Class StochasticLoadBalancer

java.lang.Object
org.apache.hadoop.hbase.master.balancer.BaseLoadBalancer
org.apache.hadoop.hbase.master.balancer.StochasticLoadBalancer
All Implemented Interfaces:
ConfigurationObserver, LoadBalancer, Stoppable
Direct Known Subclasses:
CacheAwareLoadBalancer, FavoredStochasticBalancer

@LimitedPrivate("Configuration") public class StochasticLoadBalancer extends BaseLoadBalancer

This is a best effort load balancer. Given a Cost function F(C) => x It will randomly try and mutate the cluster to Cprime. If F(Cprime) < F(C) then the new cluster state becomes the plan. It includes costs functions to compute the cost of:

  • Region Load
  • Table Load
  • Data Locality
  • Memstore Sizes
  • Storefile Sizes

Every cost function returns a number between 0 and 1 inclusive; where 0 is the lowest cost best solution, and 1 is the highest possible cost and the worst solution.
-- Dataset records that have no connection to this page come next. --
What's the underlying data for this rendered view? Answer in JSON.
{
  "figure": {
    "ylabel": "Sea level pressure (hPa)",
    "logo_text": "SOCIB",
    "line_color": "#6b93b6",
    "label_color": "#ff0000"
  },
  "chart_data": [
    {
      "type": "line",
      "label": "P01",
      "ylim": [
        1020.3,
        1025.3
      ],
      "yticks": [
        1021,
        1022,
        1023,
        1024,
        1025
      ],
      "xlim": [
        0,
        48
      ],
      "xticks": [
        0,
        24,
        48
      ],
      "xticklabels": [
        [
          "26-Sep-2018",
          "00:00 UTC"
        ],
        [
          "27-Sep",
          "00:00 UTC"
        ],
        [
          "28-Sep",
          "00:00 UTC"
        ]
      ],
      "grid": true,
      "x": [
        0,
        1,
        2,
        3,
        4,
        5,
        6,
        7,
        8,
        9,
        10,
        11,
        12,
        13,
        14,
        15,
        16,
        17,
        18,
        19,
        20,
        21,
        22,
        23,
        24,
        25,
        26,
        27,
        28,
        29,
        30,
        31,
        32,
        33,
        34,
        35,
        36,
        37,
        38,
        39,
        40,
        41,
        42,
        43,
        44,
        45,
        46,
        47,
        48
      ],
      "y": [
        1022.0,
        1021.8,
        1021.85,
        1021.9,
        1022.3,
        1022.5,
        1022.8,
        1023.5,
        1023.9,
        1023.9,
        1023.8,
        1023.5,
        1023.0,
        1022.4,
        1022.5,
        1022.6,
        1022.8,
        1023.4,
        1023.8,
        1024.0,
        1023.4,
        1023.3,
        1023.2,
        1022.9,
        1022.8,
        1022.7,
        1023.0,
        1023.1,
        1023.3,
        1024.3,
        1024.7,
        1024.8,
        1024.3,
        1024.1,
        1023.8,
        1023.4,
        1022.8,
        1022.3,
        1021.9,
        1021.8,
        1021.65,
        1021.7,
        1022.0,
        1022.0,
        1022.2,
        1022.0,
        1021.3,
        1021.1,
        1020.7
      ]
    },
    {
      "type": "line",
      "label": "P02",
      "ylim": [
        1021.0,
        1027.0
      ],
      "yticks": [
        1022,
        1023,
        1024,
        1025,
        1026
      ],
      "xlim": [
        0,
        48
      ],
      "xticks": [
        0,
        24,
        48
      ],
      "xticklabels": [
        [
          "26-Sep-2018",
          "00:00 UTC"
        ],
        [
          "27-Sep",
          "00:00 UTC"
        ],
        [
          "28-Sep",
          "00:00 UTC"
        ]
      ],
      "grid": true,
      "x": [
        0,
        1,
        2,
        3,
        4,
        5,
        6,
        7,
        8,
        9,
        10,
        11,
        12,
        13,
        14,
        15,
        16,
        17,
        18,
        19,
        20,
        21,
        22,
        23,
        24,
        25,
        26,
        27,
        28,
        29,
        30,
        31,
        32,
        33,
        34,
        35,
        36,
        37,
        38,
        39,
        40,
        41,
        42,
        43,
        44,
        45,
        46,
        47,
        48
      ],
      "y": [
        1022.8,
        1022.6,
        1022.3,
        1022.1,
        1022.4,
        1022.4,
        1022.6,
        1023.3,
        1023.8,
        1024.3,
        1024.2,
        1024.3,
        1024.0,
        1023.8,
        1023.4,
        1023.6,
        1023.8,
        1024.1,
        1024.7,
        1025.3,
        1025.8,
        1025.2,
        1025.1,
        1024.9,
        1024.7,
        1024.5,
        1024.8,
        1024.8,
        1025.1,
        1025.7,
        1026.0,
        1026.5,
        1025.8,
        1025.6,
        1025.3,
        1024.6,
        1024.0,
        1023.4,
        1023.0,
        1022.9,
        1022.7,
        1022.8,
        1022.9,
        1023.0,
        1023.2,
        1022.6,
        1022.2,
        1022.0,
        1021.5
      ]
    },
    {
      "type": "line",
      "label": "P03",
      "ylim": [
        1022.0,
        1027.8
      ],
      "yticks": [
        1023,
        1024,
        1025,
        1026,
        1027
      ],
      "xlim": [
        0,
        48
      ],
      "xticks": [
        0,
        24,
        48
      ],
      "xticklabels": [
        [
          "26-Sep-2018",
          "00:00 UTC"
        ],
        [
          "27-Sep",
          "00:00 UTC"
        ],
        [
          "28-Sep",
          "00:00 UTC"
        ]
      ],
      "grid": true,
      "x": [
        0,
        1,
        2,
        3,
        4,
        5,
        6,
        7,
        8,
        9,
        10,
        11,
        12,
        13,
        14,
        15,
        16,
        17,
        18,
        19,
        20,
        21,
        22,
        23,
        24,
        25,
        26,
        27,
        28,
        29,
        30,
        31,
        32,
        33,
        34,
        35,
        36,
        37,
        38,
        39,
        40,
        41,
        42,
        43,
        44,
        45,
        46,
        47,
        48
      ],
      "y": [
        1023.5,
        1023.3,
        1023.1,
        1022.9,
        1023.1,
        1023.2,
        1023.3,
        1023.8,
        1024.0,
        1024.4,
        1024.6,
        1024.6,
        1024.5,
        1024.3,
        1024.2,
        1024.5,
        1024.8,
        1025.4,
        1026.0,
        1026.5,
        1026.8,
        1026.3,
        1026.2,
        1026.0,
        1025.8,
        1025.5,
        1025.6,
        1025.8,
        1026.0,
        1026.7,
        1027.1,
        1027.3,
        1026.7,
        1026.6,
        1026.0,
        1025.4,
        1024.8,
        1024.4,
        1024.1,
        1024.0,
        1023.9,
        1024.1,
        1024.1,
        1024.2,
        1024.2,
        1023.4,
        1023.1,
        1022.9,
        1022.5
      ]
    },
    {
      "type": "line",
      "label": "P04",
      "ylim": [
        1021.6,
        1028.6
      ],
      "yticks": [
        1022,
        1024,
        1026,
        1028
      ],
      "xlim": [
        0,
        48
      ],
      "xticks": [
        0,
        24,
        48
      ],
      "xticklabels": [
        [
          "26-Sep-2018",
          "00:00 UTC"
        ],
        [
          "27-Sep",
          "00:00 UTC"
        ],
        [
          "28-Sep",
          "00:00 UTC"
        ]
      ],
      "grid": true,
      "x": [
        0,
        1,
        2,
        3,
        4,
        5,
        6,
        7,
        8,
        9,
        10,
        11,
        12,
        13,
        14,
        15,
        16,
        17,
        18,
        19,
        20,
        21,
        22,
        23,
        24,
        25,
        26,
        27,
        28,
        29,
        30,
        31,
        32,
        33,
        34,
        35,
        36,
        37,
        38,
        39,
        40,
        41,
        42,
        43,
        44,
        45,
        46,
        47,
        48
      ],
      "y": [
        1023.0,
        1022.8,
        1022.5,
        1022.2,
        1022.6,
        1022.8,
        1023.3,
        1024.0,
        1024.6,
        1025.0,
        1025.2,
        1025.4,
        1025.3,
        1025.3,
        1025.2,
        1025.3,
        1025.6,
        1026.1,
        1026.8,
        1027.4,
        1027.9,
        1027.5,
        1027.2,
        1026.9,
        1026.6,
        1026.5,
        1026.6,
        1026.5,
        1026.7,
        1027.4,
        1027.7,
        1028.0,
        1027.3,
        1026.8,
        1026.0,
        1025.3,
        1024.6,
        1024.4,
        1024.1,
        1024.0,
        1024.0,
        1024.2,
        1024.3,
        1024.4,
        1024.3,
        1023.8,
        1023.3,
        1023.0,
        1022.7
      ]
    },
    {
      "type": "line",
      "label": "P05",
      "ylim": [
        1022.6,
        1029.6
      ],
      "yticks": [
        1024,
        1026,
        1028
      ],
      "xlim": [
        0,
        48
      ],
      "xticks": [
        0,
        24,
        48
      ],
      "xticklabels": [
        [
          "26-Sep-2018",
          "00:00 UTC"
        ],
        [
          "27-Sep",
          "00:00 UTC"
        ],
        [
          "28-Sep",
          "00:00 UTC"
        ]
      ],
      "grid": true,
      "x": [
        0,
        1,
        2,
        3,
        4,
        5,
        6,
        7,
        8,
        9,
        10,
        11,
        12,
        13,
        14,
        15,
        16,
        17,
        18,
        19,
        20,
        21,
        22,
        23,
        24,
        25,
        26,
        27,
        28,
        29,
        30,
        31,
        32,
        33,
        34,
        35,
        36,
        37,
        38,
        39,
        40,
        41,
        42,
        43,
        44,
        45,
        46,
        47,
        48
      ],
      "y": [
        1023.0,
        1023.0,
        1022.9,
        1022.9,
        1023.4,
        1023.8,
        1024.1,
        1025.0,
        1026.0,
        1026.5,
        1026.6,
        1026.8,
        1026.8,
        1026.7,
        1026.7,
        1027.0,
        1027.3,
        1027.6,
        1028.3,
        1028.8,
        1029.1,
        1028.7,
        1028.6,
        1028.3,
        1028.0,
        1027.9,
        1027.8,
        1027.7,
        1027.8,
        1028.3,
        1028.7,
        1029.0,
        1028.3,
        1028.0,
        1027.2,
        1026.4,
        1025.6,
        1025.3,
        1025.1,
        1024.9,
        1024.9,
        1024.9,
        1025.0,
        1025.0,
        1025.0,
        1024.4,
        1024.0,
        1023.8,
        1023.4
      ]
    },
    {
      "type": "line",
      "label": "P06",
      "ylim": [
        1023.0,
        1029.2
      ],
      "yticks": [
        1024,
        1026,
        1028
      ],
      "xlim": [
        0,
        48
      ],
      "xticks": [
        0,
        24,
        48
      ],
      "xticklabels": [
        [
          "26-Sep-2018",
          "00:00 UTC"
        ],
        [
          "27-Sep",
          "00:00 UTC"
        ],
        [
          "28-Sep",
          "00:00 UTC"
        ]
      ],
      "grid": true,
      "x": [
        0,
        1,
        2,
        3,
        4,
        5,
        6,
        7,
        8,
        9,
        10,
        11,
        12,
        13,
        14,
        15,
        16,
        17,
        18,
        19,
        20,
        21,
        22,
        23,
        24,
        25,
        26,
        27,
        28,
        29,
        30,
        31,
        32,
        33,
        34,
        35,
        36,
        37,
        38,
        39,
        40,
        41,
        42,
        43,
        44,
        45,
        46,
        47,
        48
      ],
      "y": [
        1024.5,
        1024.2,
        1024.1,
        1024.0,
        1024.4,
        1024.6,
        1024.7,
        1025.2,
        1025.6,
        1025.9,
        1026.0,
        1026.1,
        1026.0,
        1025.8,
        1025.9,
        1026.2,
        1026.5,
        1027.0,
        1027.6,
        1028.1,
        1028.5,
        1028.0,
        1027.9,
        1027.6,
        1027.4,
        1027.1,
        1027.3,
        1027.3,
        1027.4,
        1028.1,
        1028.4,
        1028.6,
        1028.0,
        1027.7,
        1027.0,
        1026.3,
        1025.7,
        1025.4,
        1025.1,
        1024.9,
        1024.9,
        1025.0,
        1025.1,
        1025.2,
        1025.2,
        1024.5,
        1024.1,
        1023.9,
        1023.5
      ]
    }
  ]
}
The computed costs are scaled by their respective multipliers:

  • hbase.master.balancer.stochastic.regionLoadCost
  • hbase.master.balancer.stochastic.moveCost
  • hbase.master.balancer.stochastic.tableLoadCost
  • hbase.master.balancer.stochastic.localityCost
  • hbase.master.balancer.stochastic.memstoreSizeCost
  • hbase.master.balancer.stochastic.storefileSizeCost

You can also add custom Cost function by setting the the following configuration value:

  • hbase.master.balancer.stochastic.additionalCostFunctions

All custom Cost Functions needs to extends CostFunction

In addition to the above configurations, the balancer can be tuned by the following configuration values:

  • hbase.master.balancer.stochastic.maxMoveRegions which controls what the max number of regions that can be moved in a single invocation of this balancer.
  • hbase.master.balancer.stochastic.stepsPerRegion is the coefficient by which the number of regions is multiplied to try and get the number of times the balancer will mutate all servers.
  • hbase.master.balancer.stochastic.maxSteps which controls the maximum number of times that the balancer will try and mutate all the servers. The balancer will use the minimum of this value and the above computation.

This balancer is best used with hbase.master.loadbalance.bytable set to false so that the balancer gets the full picture of all loads on the cluster.